La série est parsemée de blagues dénigrantes, de moqueries envers les femmes, les homosexuels et les gros.
Et ?
Oui, et alors ?
Parce que premièrement, avant toute chose, ce ne sont pas les seules blagues qui sont présentes (résumer la série à juste celles-là serait aussi mensonger que de les ignorer totalement).
Et ensuite, et c’est le fond de ce que je vais développer, cette série se replace dans son époque (comme toute œuvre, texte, citation) : ce genre de blagues en faisaient rire beaucoup, pleurer certains. Ce n’est pas forcément bien, dans certains cas c’était même très mal.
Mais c’était l’époque des années 90 (j’imagine que c’était pire avant, et moins pire après : on appelle ça le progrès).
Ça n’a pas de sens d’en vouloir — aujourd’hui — aux acteurs, aux créateurs et même au public de la première heure de cette série : l’époque était ainsi.
Les séries, les livres, les BD, les jeux vidéos (oui oui, il y en avait déjà) étaient basés sur des idées et des blagues similaires. Elles étaient le reflet de la société de l’époque, comme les séries, les livres, les BD et jeux vidéos d’aujourd’hui sont le reflet de notre époque, et comme les œuvres de demain refléteront la société et l’époque de demain aussi.

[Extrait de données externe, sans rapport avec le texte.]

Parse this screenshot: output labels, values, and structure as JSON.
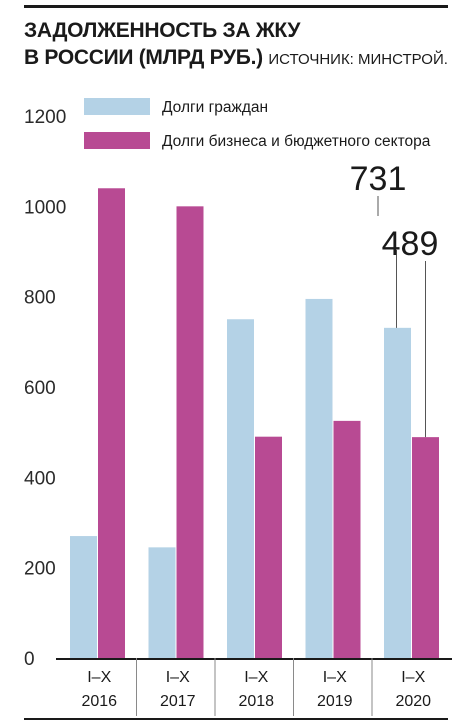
{
  "header": {
    "title_line1": "ЗАДОЛЖЕННОСТЬ ЗА ЖКУ",
    "title_line2": "В РОССИИ (МЛРД РУБ.)",
    "source": "ИСТОЧНИК: МИНСТРОЙ."
  },
  "chart_data": {
    "type": "bar",
    "title": "ЗАДОЛЖЕННОСТЬ ЗА ЖКУ В РОССИИ (МЛРД РУБ.)",
    "categories": [
      {
        "line1": "I–X",
        "line2": "2016"
      },
      {
        "line1": "I–X",
        "line2": "2017"
      },
      {
        "line1": "I–X",
        "line2": "2018"
      },
      {
        "line1": "I–X",
        "line2": "2019"
      },
      {
        "line1": "I–X",
        "line2": "2020"
      }
    ],
    "series": [
      {
        "name": "Долги граждан",
        "color": "#b4d2e6",
        "values": [
          270,
          245,
          750,
          795,
          731
        ]
      },
      {
        "name": "Долги бизнеса и бюджетного сектора",
        "color": "#b84a93",
        "values": [
          1040,
          1000,
          490,
          525,
          489
        ]
      }
    ],
    "ylim": [
      0,
      1200
    ],
    "yticks": [
      "0",
      "200",
      "400",
      "600",
      "800",
      "1000",
      "1200"
    ],
    "ytick_values": [
      0,
      200,
      400,
      600,
      800,
      1000,
      1200
    ],
    "legend_position": "top",
    "annotations": [
      {
        "text": "731",
        "series": 0,
        "category": 4
      },
      {
        "text": "489",
        "series": 1,
        "category": 4
      }
    ]
  }
}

Et puis, quand-même, disons le : si certains sont traumatisés par Friends, qu’ils regardent un film des années 1970, voire d’avant. Je me demande s’ils vont tout simplement survivre à ce terrible visionnage (dont ils ne manqueront pas, je suis sûr, d’en demander la censure immédiate).

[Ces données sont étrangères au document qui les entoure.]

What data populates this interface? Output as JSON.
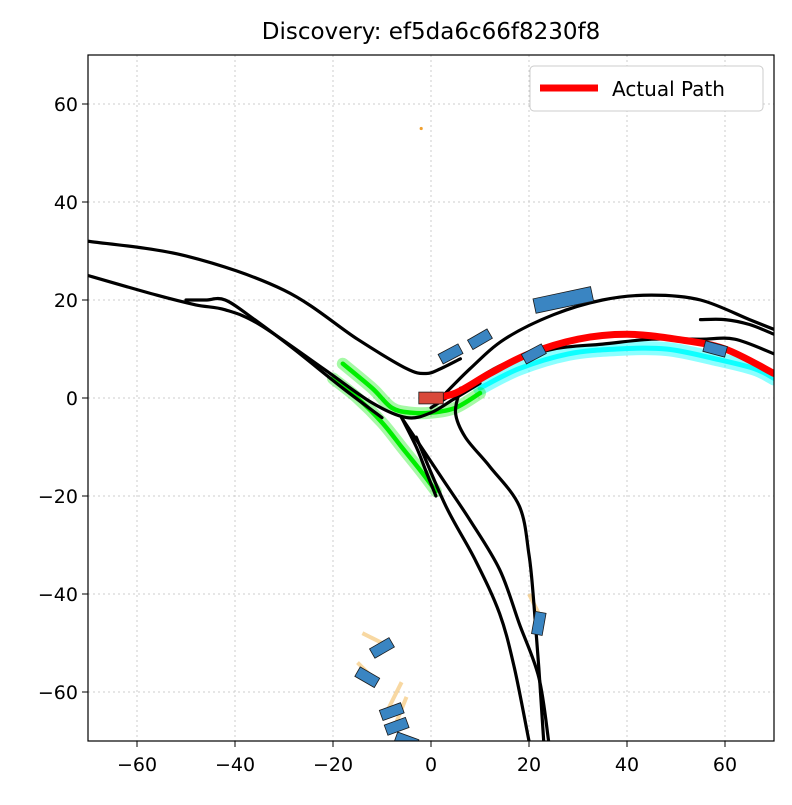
{
  "chart_data": {
    "type": "line",
    "title": "Discovery: ef5da6c66f8230f8",
    "xlabel": "",
    "ylabel": "",
    "xlim": [
      -70,
      70
    ],
    "ylim": [
      -70,
      70
    ],
    "grid": true,
    "legend_position": "top-right",
    "x_ticks": [
      -60,
      -40,
      -20,
      0,
      20,
      40,
      60
    ],
    "y_ticks": [
      -60,
      -40,
      -20,
      0,
      20,
      40,
      60
    ],
    "x_tick_labels": [
      "−60",
      "−40",
      "−20",
      "0",
      "20",
      "40",
      "60"
    ],
    "y_tick_labels": [
      "−60",
      "−40",
      "−20",
      "0",
      "20",
      "40",
      "60"
    ],
    "legend": [
      {
        "label": "Actual Path",
        "color": "#ff0000"
      }
    ],
    "colors": {
      "road": "#000000",
      "actual_path": "#ff0000",
      "predicted_path": "#00ffff",
      "discovery_path": "#00ee00",
      "agent": "#3a85c2",
      "ego": "#d9493a",
      "trail": "#f5c77a",
      "grid": "#cccccc"
    },
    "series": [
      {
        "name": "road-northwest-outer",
        "kind": "road",
        "points": [
          [
            -70,
            32
          ],
          [
            -50,
            29
          ],
          [
            -30,
            22
          ],
          [
            -15,
            12
          ],
          [
            -5,
            6
          ],
          [
            -1,
            5
          ],
          [
            2,
            6
          ],
          [
            6,
            8
          ]
        ]
      },
      {
        "name": "road-northwest-inner",
        "kind": "road",
        "points": [
          [
            -70,
            25
          ],
          [
            -56,
            21
          ],
          [
            -48,
            19
          ],
          [
            -42,
            18
          ],
          [
            -35,
            15
          ],
          [
            -22,
            6
          ],
          [
            -12,
            -1
          ],
          [
            -5,
            -4
          ],
          [
            0,
            -3
          ],
          [
            5,
            0
          ],
          [
            10,
            3
          ]
        ]
      },
      {
        "name": "road-northwest-fork",
        "kind": "road",
        "points": [
          [
            -50,
            20
          ],
          [
            -46,
            20
          ],
          [
            -42,
            20
          ],
          [
            -36,
            16
          ],
          [
            -28,
            10
          ],
          [
            -18,
            2
          ],
          [
            -10,
            -4
          ]
        ]
      },
      {
        "name": "road-east-outer",
        "kind": "road",
        "points": [
          [
            2,
            0
          ],
          [
            8,
            6
          ],
          [
            15,
            12
          ],
          [
            25,
            17
          ],
          [
            35,
            20
          ],
          [
            45,
            21
          ],
          [
            55,
            20
          ],
          [
            65,
            16
          ],
          [
            70,
            14
          ]
        ]
      },
      {
        "name": "road-east-inner",
        "kind": "road",
        "points": [
          [
            0,
            -2
          ],
          [
            8,
            3
          ],
          [
            15,
            7
          ],
          [
            25,
            10
          ],
          [
            35,
            11
          ],
          [
            45,
            12
          ],
          [
            55,
            12
          ],
          [
            62,
            12
          ],
          [
            70,
            9
          ]
        ]
      },
      {
        "name": "road-east-fork",
        "kind": "road",
        "points": [
          [
            55,
            16
          ],
          [
            60,
            16
          ],
          [
            65,
            15
          ],
          [
            70,
            13
          ]
        ]
      },
      {
        "name": "road-south-outer",
        "kind": "road",
        "points": [
          [
            -6,
            -4
          ],
          [
            2,
            -16
          ],
          [
            8,
            -25
          ],
          [
            14,
            -35
          ],
          [
            18,
            -46
          ],
          [
            22,
            -57
          ],
          [
            24,
            -70
          ]
        ]
      },
      {
        "name": "road-south-inner",
        "kind": "road",
        "points": [
          [
            -3,
            -8
          ],
          [
            3,
            -22
          ],
          [
            9,
            -33
          ],
          [
            14,
            -44
          ],
          [
            17,
            -55
          ],
          [
            20,
            -70
          ]
        ]
      },
      {
        "name": "road-south-spur",
        "kind": "road",
        "points": [
          [
            6,
            2
          ],
          [
            5,
            -3
          ],
          [
            7,
            -8
          ],
          [
            12,
            -14
          ],
          [
            18,
            -22
          ],
          [
            20,
            -32
          ],
          [
            21,
            -42
          ],
          [
            22,
            -55
          ],
          [
            23,
            -70
          ]
        ]
      },
      {
        "name": "road-south-loop",
        "kind": "road",
        "points": [
          [
            -6,
            -4
          ],
          [
            -3,
            -10
          ],
          [
            -1,
            -15
          ],
          [
            1,
            -20
          ]
        ]
      },
      {
        "name": "actual-path",
        "kind": "actual",
        "points": [
          [
            0,
            0
          ],
          [
            5,
            1
          ],
          [
            12,
            5
          ],
          [
            20,
            9
          ],
          [
            30,
            12
          ],
          [
            40,
            13
          ],
          [
            50,
            12
          ],
          [
            60,
            10
          ],
          [
            70,
            5
          ]
        ]
      },
      {
        "name": "predicted-path",
        "kind": "predicted",
        "points": [
          [
            10,
            2
          ],
          [
            18,
            6
          ],
          [
            28,
            9
          ],
          [
            38,
            10
          ],
          [
            48,
            10
          ],
          [
            58,
            8
          ],
          [
            66,
            6
          ],
          [
            70,
            4
          ]
        ]
      },
      {
        "name": "discovery-path-a",
        "kind": "discovery",
        "points": [
          [
            -20,
            4
          ],
          [
            -15,
            0
          ],
          [
            -10,
            -5
          ],
          [
            -6,
            -10
          ],
          [
            -2,
            -15
          ],
          [
            1,
            -19
          ]
        ]
      },
      {
        "name": "discovery-path-b",
        "kind": "discovery",
        "points": [
          [
            -18,
            7
          ],
          [
            -12,
            2
          ],
          [
            -8,
            -2
          ],
          [
            -4,
            -3
          ],
          [
            0,
            -3
          ],
          [
            5,
            -2
          ],
          [
            10,
            1
          ]
        ]
      }
    ],
    "vehicles": [
      {
        "name": "ego-vehicle",
        "role": "ego",
        "x": 0,
        "y": 0,
        "heading": 0,
        "length": 5,
        "width": 2.4
      },
      {
        "name": "agent-east-1",
        "role": "agent",
        "x": 27,
        "y": 20,
        "heading": 12,
        "length": 12,
        "width": 3
      },
      {
        "name": "agent-east-2",
        "role": "agent",
        "x": 10,
        "y": 12,
        "heading": 30,
        "length": 4.6,
        "width": 2.2
      },
      {
        "name": "agent-east-3",
        "role": "agent",
        "x": 4,
        "y": 9,
        "heading": 28,
        "length": 4.6,
        "width": 2.2
      },
      {
        "name": "agent-east-4",
        "role": "agent",
        "x": 21,
        "y": 9,
        "heading": 28,
        "length": 4.6,
        "width": 2.2
      },
      {
        "name": "agent-east-5",
        "role": "agent",
        "x": 58,
        "y": 10,
        "heading": -15,
        "length": 4.6,
        "width": 2.2
      },
      {
        "name": "agent-south-1",
        "role": "agent",
        "x": 22,
        "y": -46,
        "heading": 80,
        "length": 4.6,
        "width": 2.2
      },
      {
        "name": "agent-sw-1",
        "role": "agent",
        "x": -10,
        "y": -51,
        "heading": 30,
        "length": 4.6,
        "width": 2.2
      },
      {
        "name": "agent-sw-2",
        "role": "agent",
        "x": -13,
        "y": -57,
        "heading": -30,
        "length": 4.6,
        "width": 2.2
      },
      {
        "name": "agent-sw-3",
        "role": "agent",
        "x": -8,
        "y": -64,
        "heading": 20,
        "length": 4.6,
        "width": 2.2
      },
      {
        "name": "agent-sw-4",
        "role": "agent",
        "x": -7,
        "y": -67,
        "heading": 20,
        "length": 4.6,
        "width": 2.2
      },
      {
        "name": "agent-sw-5",
        "role": "agent",
        "x": -5,
        "y": -70,
        "heading": -20,
        "length": 4.6,
        "width": 2.2
      }
    ],
    "markers": [
      {
        "name": "orange-dot",
        "x": -2,
        "y": 55
      }
    ]
  }
}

Le reproche fait aujourd’hui à la série rejoint exactement le reproche que certains font à Victor Hugo pour un discours qui date de 1879 :
Quelle terre que cette Afrique! L’Asie a son histoire, l’Amérique a son histoire, l’Australie elle-même a son histoire; l’Afrique n’a pas d’histoire. Une sorte de légende vaste et obscure l’enveloppe. Rome l’a touchée, pour la supprimer; et, quand elle s’est crue délivrée de l’Afrique, Rome a jeté sur cette morte immense une de ces épithètes qui ne se traduisent pas: Africa portentosa! (Applaudissements.)
(le reste est sur l’article initial)
Oui, Victor Hugo a écrit un discourt raciste.
Oui, le monde de Victor Hugo était un monde raciste.
Oui, Victor Hugo était probablement aussi raciste.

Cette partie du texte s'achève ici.